2019.05.09
介護ニュース
深刻さを増す“老老介護”問題(ヘルパーの高齢化)、20代はわずか1%の衝撃
急速に進む高齢化社会。介護業界においても、介護される高齢者の急増はもとより、介護する側もどんどん高齢化しているため、高齢者が高齢者を介護しているという、いわゆる“老老介護”問題が取り沙汰されてきました。そのことを如実に示す数字が発表されたので紹介してみます。全国労働組合総連合(全労連)が24日、公式サイトで公表した調査結果によると、訪問介護を支える介護職員の年齢は、10代が0%、20代は1.0%、30代は5.9%、40代は20.2%、50代は35.3%、60代は30.2%、70代が7.5%で、平均年齢は55.5歳。50歳以上が全体の73.0%を占めており、60歳以上でみても4割近い37.7%にも及ぶことがわかりました。
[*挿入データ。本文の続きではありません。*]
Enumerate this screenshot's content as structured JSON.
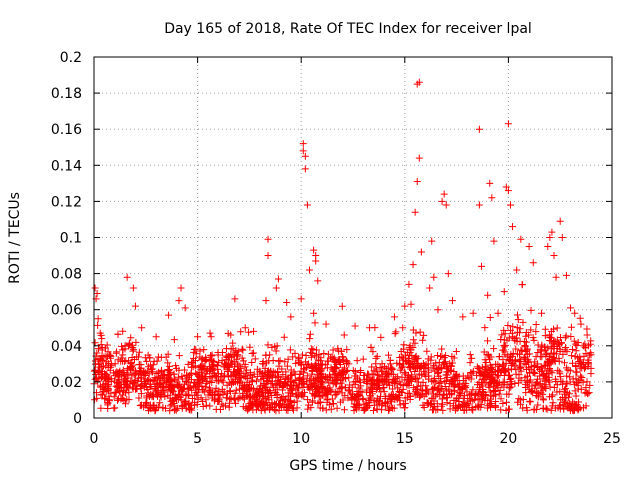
{
  "chart_data": {
    "type": "scatter",
    "title": "Day 165 of 2018, Rate Of TEC Index for receiver lpal",
    "xlabel": "GPS time / hours",
    "ylabel": "ROTI / TECUs",
    "xlim": [
      0,
      25
    ],
    "ylim": [
      0,
      0.2
    ],
    "x_ticks": [
      0,
      5,
      10,
      15,
      20,
      25
    ],
    "x_tick_labels": [
      "0",
      "5",
      "10",
      "15",
      "20",
      "25"
    ],
    "y_ticks": [
      0,
      0.02,
      0.04,
      0.06,
      0.08,
      0.1,
      0.12,
      0.14,
      0.16,
      0.18,
      0.2
    ],
    "y_tick_labels": [
      "0",
      "0.02",
      "0.04",
      "0.06",
      "0.08",
      "0.1",
      "0.12",
      "0.14",
      "0.16",
      "0.18",
      "0.2"
    ],
    "grid": true,
    "marker": "+",
    "marker_color": "#ff0000",
    "series": [
      {
        "name": "ROTI",
        "points": [
          [
            0.05,
            0.072
          ],
          [
            0.1,
            0.066
          ],
          [
            0.15,
            0.069
          ],
          [
            0.2,
            0.055
          ],
          [
            0.3,
            0.047
          ],
          [
            1.6,
            0.078
          ],
          [
            1.9,
            0.072
          ],
          [
            2.0,
            0.062
          ],
          [
            2.3,
            0.05
          ],
          [
            3.0,
            0.045
          ],
          [
            3.6,
            0.057
          ],
          [
            4.1,
            0.065
          ],
          [
            4.2,
            0.072
          ],
          [
            4.4,
            0.061
          ],
          [
            5.0,
            0.045
          ],
          [
            5.6,
            0.047
          ],
          [
            6.6,
            0.046
          ],
          [
            6.8,
            0.066
          ],
          [
            7.3,
            0.05
          ],
          [
            7.7,
            0.048
          ],
          [
            8.3,
            0.065
          ],
          [
            8.4,
            0.099
          ],
          [
            8.4,
            0.09
          ],
          [
            8.9,
            0.077
          ],
          [
            8.8,
            0.072
          ],
          [
            9.3,
            0.064
          ],
          [
            9.5,
            0.056
          ],
          [
            10.0,
            0.066
          ],
          [
            10.1,
            0.152
          ],
          [
            10.1,
            0.148
          ],
          [
            10.2,
            0.145
          ],
          [
            10.2,
            0.138
          ],
          [
            10.3,
            0.118
          ],
          [
            10.4,
            0.082
          ],
          [
            10.6,
            0.093
          ],
          [
            10.7,
            0.09
          ],
          [
            10.7,
            0.087
          ],
          [
            10.8,
            0.076
          ],
          [
            10.6,
            0.058
          ],
          [
            11.2,
            0.052
          ],
          [
            12.6,
            0.051
          ],
          [
            13.3,
            0.05
          ],
          [
            14.5,
            0.056
          ],
          [
            14.9,
            0.05
          ],
          [
            15.0,
            0.062
          ],
          [
            15.2,
            0.074
          ],
          [
            15.3,
            0.063
          ],
          [
            15.4,
            0.085
          ],
          [
            15.5,
            0.114
          ],
          [
            15.6,
            0.185
          ],
          [
            15.6,
            0.131
          ],
          [
            15.7,
            0.186
          ],
          [
            15.7,
            0.144
          ],
          [
            15.8,
            0.092
          ],
          [
            16.2,
            0.072
          ],
          [
            16.3,
            0.098
          ],
          [
            16.4,
            0.078
          ],
          [
            16.6,
            0.06
          ],
          [
            16.8,
            0.12
          ],
          [
            16.9,
            0.124
          ],
          [
            17.0,
            0.118
          ],
          [
            17.1,
            0.08
          ],
          [
            17.3,
            0.065
          ],
          [
            17.8,
            0.056
          ],
          [
            18.3,
            0.058
          ],
          [
            18.6,
            0.16
          ],
          [
            18.6,
            0.118
          ],
          [
            18.7,
            0.084
          ],
          [
            19.0,
            0.068
          ],
          [
            19.1,
            0.13
          ],
          [
            19.2,
            0.122
          ],
          [
            19.3,
            0.098
          ],
          [
            19.5,
            0.058
          ],
          [
            19.8,
            0.07
          ],
          [
            19.9,
            0.128
          ],
          [
            20.0,
            0.163
          ],
          [
            20.0,
            0.126
          ],
          [
            20.1,
            0.118
          ],
          [
            20.2,
            0.106
          ],
          [
            20.4,
            0.082
          ],
          [
            20.6,
            0.099
          ],
          [
            21.0,
            0.095
          ],
          [
            21.2,
            0.086
          ],
          [
            21.6,
            0.058
          ],
          [
            21.9,
            0.095
          ],
          [
            22.0,
            0.1
          ],
          [
            22.1,
            0.103
          ],
          [
            22.2,
            0.09
          ],
          [
            22.3,
            0.078
          ],
          [
            22.5,
            0.109
          ],
          [
            22.6,
            0.1
          ],
          [
            22.8,
            0.079
          ],
          [
            23.0,
            0.061
          ],
          [
            23.2,
            0.058
          ],
          [
            23.5,
            0.052
          ],
          [
            23.8,
            0.046
          ]
        ]
      }
    ]
  }
}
昨年10月から今年1月にかけて実施され、組合に未加入の人も含めて1897人の訪問介護の介護職員(サービス提供責任者やホームヘルパーなど)から回答を得た同調査。登録ヘルパーに限ってみると、平均年齢58.7歳、60歳以上は51.0%と、さらに高齢化が進んでいることが伺えます。
改めてこの数字をみてみると、“老老介護”問題は将来の話ではなく、いま現在の実情であることを思い知らされます。とりわけ、20代がわずか1%しかいない、というのは驚きを通り越して衝撃ですね。50歳以上が全体の7割超を占めている、というのも、介護業界の将来が心配されます。大丈夫なんでしょうか?
訪問介護のニーズは今後さらに増えていく見通しですが、その担い手がこれほど高齢化しているというので、全労連では「早急な処遇の改善と、制度の見直しを行わないと、“介護崩壊”が進行する」と訴えています。この声を聞いて、厚生労働省をはじめ行政のお偉いさんたちはどうお考えなのか、ご意見拝聴したいものです。